自分の目で自分を見ていないから心が傷つく

 メンタルが傷ついているクライアントに、「自分のことを自分の目で見ていますか」と尋ねると、この人は何を言っているの?と不思議な顔をされることが多い。それで、「あなたはいつも他人の目を通して自分を観ているのではありませんか?」と聞いてみる。それで、ようやく質問の意図を理解してくれる。言われてみると、確かに自分はいつも自分のことを他人からの評価や批判を気にして観察してしまっていると気付いてくれる。自分を主体的に観察するのでなく、客観的もしくは第三者的に自分を観ているのである。

 

 こんな話をすると、自分を客観的に観るのはいけないのですか?と憮然としながら問われる。勿論、自分を第三者からの目で観ることも必要である。自分の基準だけで自分を見てしまうと、身勝手で自己中心的な見方になってしまう。他人からの目で自分を観るのも、時には必要である。だとしても、自分をまるっきり他人の目だけで見てしまうと、批判されているのではないかと、けなされているのではないかと、気になって仕方ない。そして、やがては他人の目が怖くて人目を避けたくなってしまう。

 

 どうして、そんなふうに他人の目で自分を観てしまうのであろうか。それは、小さい頃より親や祖父母から、そんなことをしてしまうとみんなから軽蔑されるよ、嫌われるよと、いつも他人の目を意識させられてきたからであろう。そればかりではない。こんなことしちゃ駄目じゃない、こうしないといけないよと言われ続けて、否定され批判されコントロールされて育てられたからである。小さい頃から、このように干渉や介入をされ続けて育てられると、『自己組織化』ができないばかりか、自己肯定感が育たないのだ。

 

 この自己肯定感や自尊心が健全に育たないと、自己の確立が不可能になるのである。つまり、アイデンテティが確立されないということである。アイデンテティとは『自己証明』とも訳され、自分が自分であることの証明であり、自分らしさを認め受け容れているということでもある。このアイデンテティの確立がされていないと、自分に自信が持てないし、自分の進むべき道や生きる確信が持てないから、いつも不安や恐怖を抱えながら生きてしまうのである。自分の目で自分を見られなくて、他人の目で自分を見てしまうのである。

 

 自己肯定感や自尊感情がなくて大人になってしまうと、いつも不安や恐怖にさいなまれ、社会に出ていくのが怖くなる。

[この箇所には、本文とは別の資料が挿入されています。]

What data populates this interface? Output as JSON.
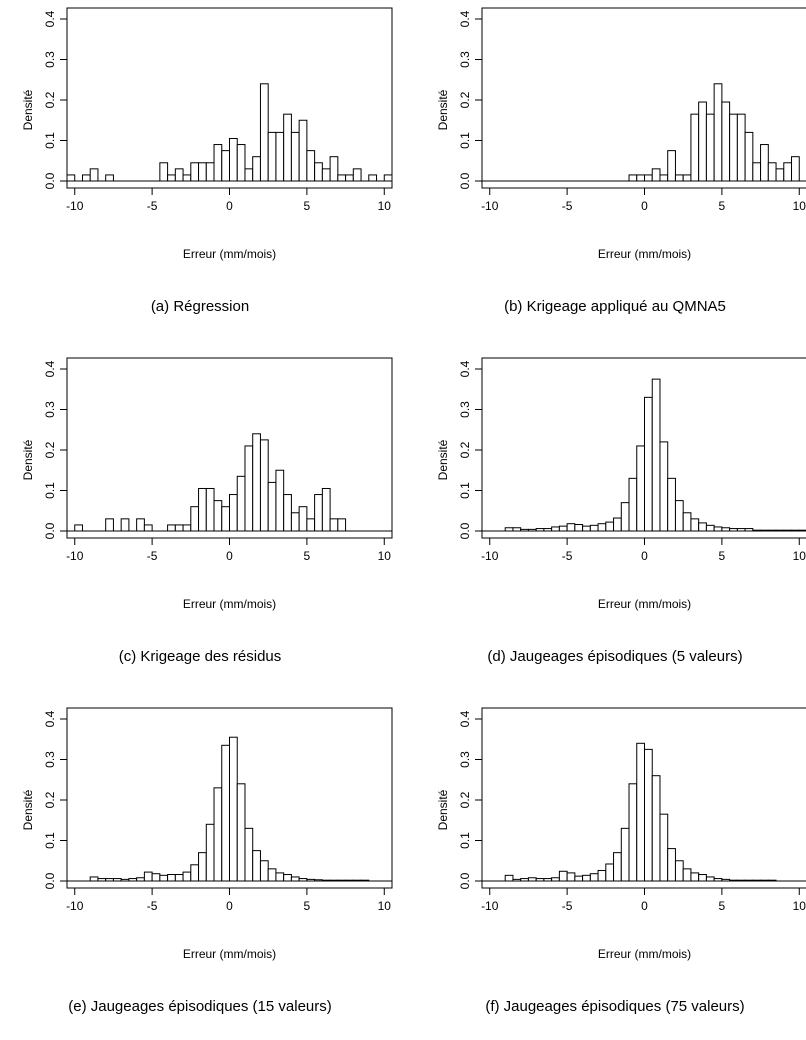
{
  "figure": {
    "panels": [
      {
        "caption": "(a) Régression"
      },
      {
        "caption": "(b) Krigeage appliqué au QMNA5"
      },
      {
        "caption": "(c) Krigeage des résidus"
      },
      {
        "caption": "(d) Jaugeages épisodiques (5 valeurs)"
      },
      {
        "caption": "(e) Jaugeages épisodiques (15 valeurs)"
      },
      {
        "caption": "(f) Jaugeages épisodiques (75 valeurs)"
      }
    ]
  },
  "chart_data": [
    {
      "type": "bar",
      "title": "(a) Régression",
      "xlabel": "Erreur (mm/mois)",
      "ylabel": "Densité",
      "xlim": [
        -10.5,
        10.5
      ],
      "ylim": [
        0,
        0.4
      ],
      "xticks": [
        "-10",
        "-5",
        "0",
        "5",
        "10"
      ],
      "yticks": [
        "0.0",
        "0.1",
        "0.2",
        "0.3",
        "0.4"
      ],
      "bin_start": -11,
      "bin_width": 0.5,
      "values": [
        0.03,
        0.015,
        0,
        0.015,
        0.03,
        0,
        0.015,
        0,
        0,
        0,
        0,
        0,
        0,
        0.045,
        0.015,
        0.03,
        0.015,
        0.045,
        0.045,
        0.045,
        0.09,
        0.075,
        0.105,
        0.09,
        0.03,
        0.06,
        0.24,
        0.12,
        0.12,
        0.165,
        0.12,
        0.15,
        0.075,
        0.045,
        0.03,
        0.06,
        0.015,
        0.015,
        0.03,
        0,
        0.015,
        0,
        0.015,
        0,
        0
      ]
    },
    {
      "type": "bar",
      "title": "(b) Krigeage appliqué au QMNA5",
      "xlabel": "Erreur (mm/mois)",
      "ylabel": "Densité",
      "xlim": [
        -10.5,
        10.5
      ],
      "ylim": [
        0,
        0.4
      ],
      "xticks": [
        "-10",
        "-5",
        "0",
        "5",
        "10"
      ],
      "yticks": [
        "0.0",
        "0.1",
        "0.2",
        "0.3",
        "0.4"
      ],
      "bin_start": -11,
      "bin_width": 0.5,
      "values": [
        0.015,
        0,
        0,
        0,
        0,
        0,
        0,
        0,
        0,
        0,
        0,
        0,
        0,
        0,
        0,
        0,
        0,
        0,
        0,
        0,
        0.015,
        0.015,
        0.015,
        0.03,
        0.015,
        0.075,
        0.015,
        0.015,
        0.165,
        0.195,
        0.165,
        0.24,
        0.195,
        0.165,
        0.165,
        0.12,
        0.045,
        0.09,
        0.045,
        0.03,
        0.045,
        0.06,
        0,
        0,
        0,
        0.015,
        0.03,
        0,
        0.015,
        0.03,
        0,
        0,
        0,
        0.015,
        0
      ]
    },
    {
      "type": "bar",
      "title": "(c) Krigeage des résidus",
      "xlabel": "Erreur (mm/mois)",
      "ylabel": "Densité",
      "xlim": [
        -10.5,
        10.5
      ],
      "ylim": [
        0,
        0.4
      ],
      "xticks": [
        "-10",
        "-5",
        "0",
        "5",
        "10"
      ],
      "yticks": [
        "0.0",
        "0.1",
        "0.2",
        "0.3",
        "0.4"
      ],
      "bin_start": -10,
      "bin_width": 0.5,
      "values": [
        0.015,
        0,
        0,
        0,
        0.03,
        0,
        0.03,
        0,
        0.03,
        0.015,
        0,
        0,
        0.015,
        0.015,
        0.015,
        0.06,
        0.105,
        0.105,
        0.075,
        0.06,
        0.09,
        0.135,
        0.21,
        0.24,
        0.225,
        0.12,
        0.15,
        0.09,
        0.045,
        0.06,
        0.03,
        0.09,
        0.105,
        0.03,
        0.03,
        0,
        0,
        0,
        0,
        0,
        0,
        0,
        0,
        0,
        0,
        0,
        0,
        0,
        0,
        0,
        0,
        0,
        0,
        0.015,
        0,
        0,
        0.015
      ]
    },
    {
      "type": "bar",
      "title": "(d) Jaugeages épisodiques (5 valeurs)",
      "xlabel": "Erreur (mm/mois)",
      "ylabel": "Densité",
      "xlim": [
        -10.5,
        10.5
      ],
      "ylim": [
        0,
        0.4
      ],
      "xticks": [
        "-10",
        "-5",
        "0",
        "5",
        "10"
      ],
      "yticks": [
        "0.0",
        "0.1",
        "0.2",
        "0.3",
        "0.4"
      ],
      "bin_start": -9,
      "bin_width": 0.5,
      "values": [
        0.008,
        0.008,
        0.004,
        0.004,
        0.006,
        0.006,
        0.01,
        0.012,
        0.018,
        0.016,
        0.012,
        0.014,
        0.018,
        0.022,
        0.032,
        0.07,
        0.13,
        0.21,
        0.33,
        0.375,
        0.22,
        0.13,
        0.075,
        0.045,
        0.03,
        0.02,
        0.014,
        0.01,
        0.008,
        0.006,
        0.006,
        0.006,
        0.002,
        0.002,
        0.002,
        0.002,
        0.002,
        0.002,
        0.002,
        0.002,
        0.002
      ]
    },
    {
      "type": "bar",
      "title": "(e) Jaugeages épisodiques (15 valeurs)",
      "xlabel": "Erreur (mm/mois)",
      "ylabel": "Densité",
      "xlim": [
        -10.5,
        10.5
      ],
      "ylim": [
        0,
        0.4
      ],
      "xticks": [
        "-10",
        "-5",
        "0",
        "5",
        "10"
      ],
      "yticks": [
        "0.0",
        "0.1",
        "0.2",
        "0.3",
        "0.4"
      ],
      "bin_start": -9,
      "bin_width": 0.5,
      "values": [
        0.01,
        0.006,
        0.006,
        0.006,
        0.004,
        0.006,
        0.008,
        0.022,
        0.018,
        0.014,
        0.016,
        0.016,
        0.022,
        0.04,
        0.07,
        0.14,
        0.23,
        0.335,
        0.355,
        0.24,
        0.13,
        0.075,
        0.05,
        0.03,
        0.02,
        0.016,
        0.01,
        0.006,
        0.004,
        0.003,
        0.002,
        0.002,
        0.002,
        0.002,
        0.002,
        0.002,
        0,
        0,
        0,
        0.004
      ]
    },
    {
      "type": "bar",
      "title": "(f) Jaugeages épisodiques (75 valeurs)",
      "xlabel": "Erreur (mm/mois)",
      "ylabel": "Densité",
      "xlim": [
        -10.5,
        10.5
      ],
      "ylim": [
        0,
        0.4
      ],
      "xticks": [
        "-10",
        "-5",
        "0",
        "5",
        "10"
      ],
      "yticks": [
        "0.0",
        "0.1",
        "0.2",
        "0.3",
        "0.4"
      ],
      "bin_start": -9,
      "bin_width": 0.5,
      "values": [
        0.014,
        0.004,
        0.006,
        0.008,
        0.006,
        0.006,
        0.008,
        0.024,
        0.02,
        0.012,
        0.014,
        0.018,
        0.026,
        0.042,
        0.07,
        0.13,
        0.24,
        0.34,
        0.325,
        0.26,
        0.165,
        0.08,
        0.05,
        0.03,
        0.02,
        0.016,
        0.01,
        0.006,
        0.004,
        0.002,
        0.002,
        0.002,
        0.002,
        0.002,
        0.002
      ]
    }
  ]
}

ちょっとした失敗や挫折でも、それがトラウマ化してしまうことになる。または、冗談めかしたセクハラやパワハラでもメンタルがやられてしまうし、メンタル疾患になりやすい。パニック障害やPTSDになることも多い。ましてや、世の中は不安だらけだし、人に出会うのも怖い。人の目にいつもびくびくしながら生きるようになる。しまいには、家庭や自分の部屋にひきこもってしまうことにもなる。

 

 メンタルを病んでいる方々は、自己肯定感や自尊心が育まれていないことが多い。そして、自分のことを自分の目で見ていないし、他人の目で自分を見ようとしてしまう。だから、他人からの評価や批判をいつも気にするし、地位とか名誉とかに固執することが多い。学歴、経歴、資格などにこだわる。自尊感情が低いからその反動で、自分を必要以上に大きく強く見せようとするし、他人を否定し蹴落としたくなる。学校や職場でいじめをする人というのは、実は自己否定感が強い人である。セクハラ、パワハラ、モラハラを繰り返す人というのは、自尊感情があまりにも低い人なのである。

 

 メンタル疾患になる人、不登校やひきこもりになる人というのは、自尊感情や自己肯定感の低い人である。いじめられる側といじめる側に分かれるのは、自己否定感から来る怒りや憎しみの感情が、自分に向かうか他人に向かうかの違いであろう。あまりにも自己否定感が強いから、その否定感を打ち消す為に、他人を否定しようとして攻撃するのだと思われる。一方、気が弱い人はその攻撃性が自分に向かうのであろう。いずれにしても、どちらも自分のこと自分の目で見ずに、他人の目で自分を見ている傾向がある。自分のことを自分の目で見ると言う習慣を意識して身に付けたいものである。